Step 2: Binary Classification¶
We will logically predict diamond quality using Scikit-Learn.
import pandas as pd
import numpy as np
import seaborn as sns
from sklearn.linear_model import LogisticRegression
from sklearn.model_selection import train_test_split
from sklearn.metrics import accuracy_score
# 1. Prepare a binary dataset computationally
df = sns.load_dataset('diamonds').sample(1000, random_state=42)
df['is_premium'] = np.where(df['cut'] == 'Premium', 1, 0)
X = df[['carat']]
y = df['is_premium']
X_train, X_test, y_train, y_test = train_test_split(X, y, test_size=0.2, random_state=42)
# 2. Train the Logistic Classifier logically
model = LogisticRegression()
model.fit(X_train, y_train)
# 3. Generate explicit integer class predictions (0 or 1)
class_preds = model.predict(X_test)
print(f"Accuracy: {accuracy_score(y_test, class_preds):.2f}")
Step 3: Probability Extraction¶
The true power internally of Logistic Regression isn't the final 0 or 1 decision; it is the mathematical probability naturally computed before the threshold is applied.
# Extract the raw background continuous probabilities
probabilities = model.predict_proba(X_test)

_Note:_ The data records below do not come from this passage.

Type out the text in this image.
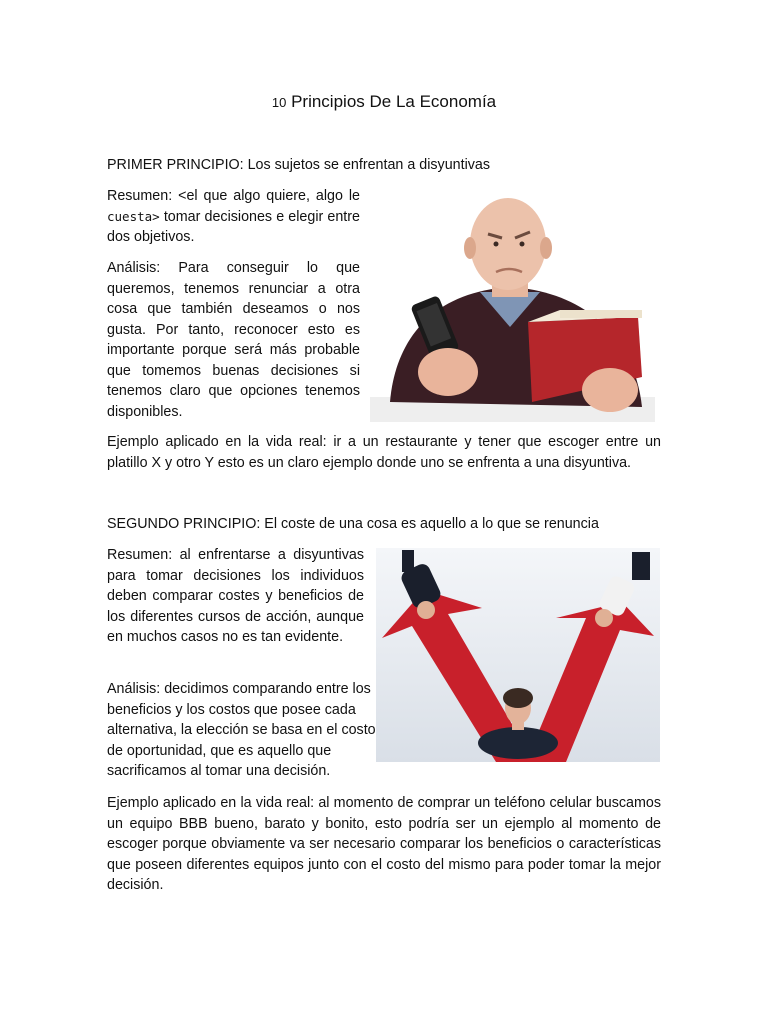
10 Principios De La Economía

PRIMER PRINCIPIO: Los sujetos se enfrentan a disyuntivas

Resumen: <el que algo quiere, algo le cuesta> tomar decisiones e elegir entre dos objetivos.

Análisis: Para conseguir lo que queremos, tenemos renunciar a otra cosa que también deseamos o nos gusta. Por tanto, reconocer esto es importante porque será más probable que tomemos buenas decisiones si tenemos claro que opciones tenemos disponibles.

Ejemplo aplicado en la vida real: ir a un restaurante y tener que escoger entre un platillo X y otro Y esto es un claro ejemplo donde uno se enfrenta a una disyuntiva.

SEGUNDO PRINCIPIO: El coste de una cosa es aquello a lo que se renuncia

Resumen: al enfrentarse a disyuntivas para tomar decisiones los individuos deben comparar costes y beneficios de los diferentes cursos de acción, aunque en muchos casos no es tan evidente.

Análisis: decidimos comparando entre los beneficios y los costos que posee cada alternativa, la elección se basa en el costo de oportunidad, que es aquello que sacrificamos al tomar una decisión.

Ejemplo aplicado en la vida real: al momento de comprar un teléfono celular buscamos un equipo BBB bueno, barato y bonito, esto podría ser un ejemplo al momento de escoger porque obviamente va ser necesario comparar los beneficios o características que poseen diferentes equipos junto con el costo del mismo para poder tomar la mejor decisión.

# The output is a 2D array: [Prob_Class_0, Prob_Class_1]
print("Probabilities natively for the first 3 test items:")
print(probabilities[:3].round(3))
Expected Output
For the first row, the model is 69.4% confident it is Class 0, and 30.6% confident it is Class 1. Because 30.6% < 50%, the algorithm naturally assigns the final prediction physically to Class 0!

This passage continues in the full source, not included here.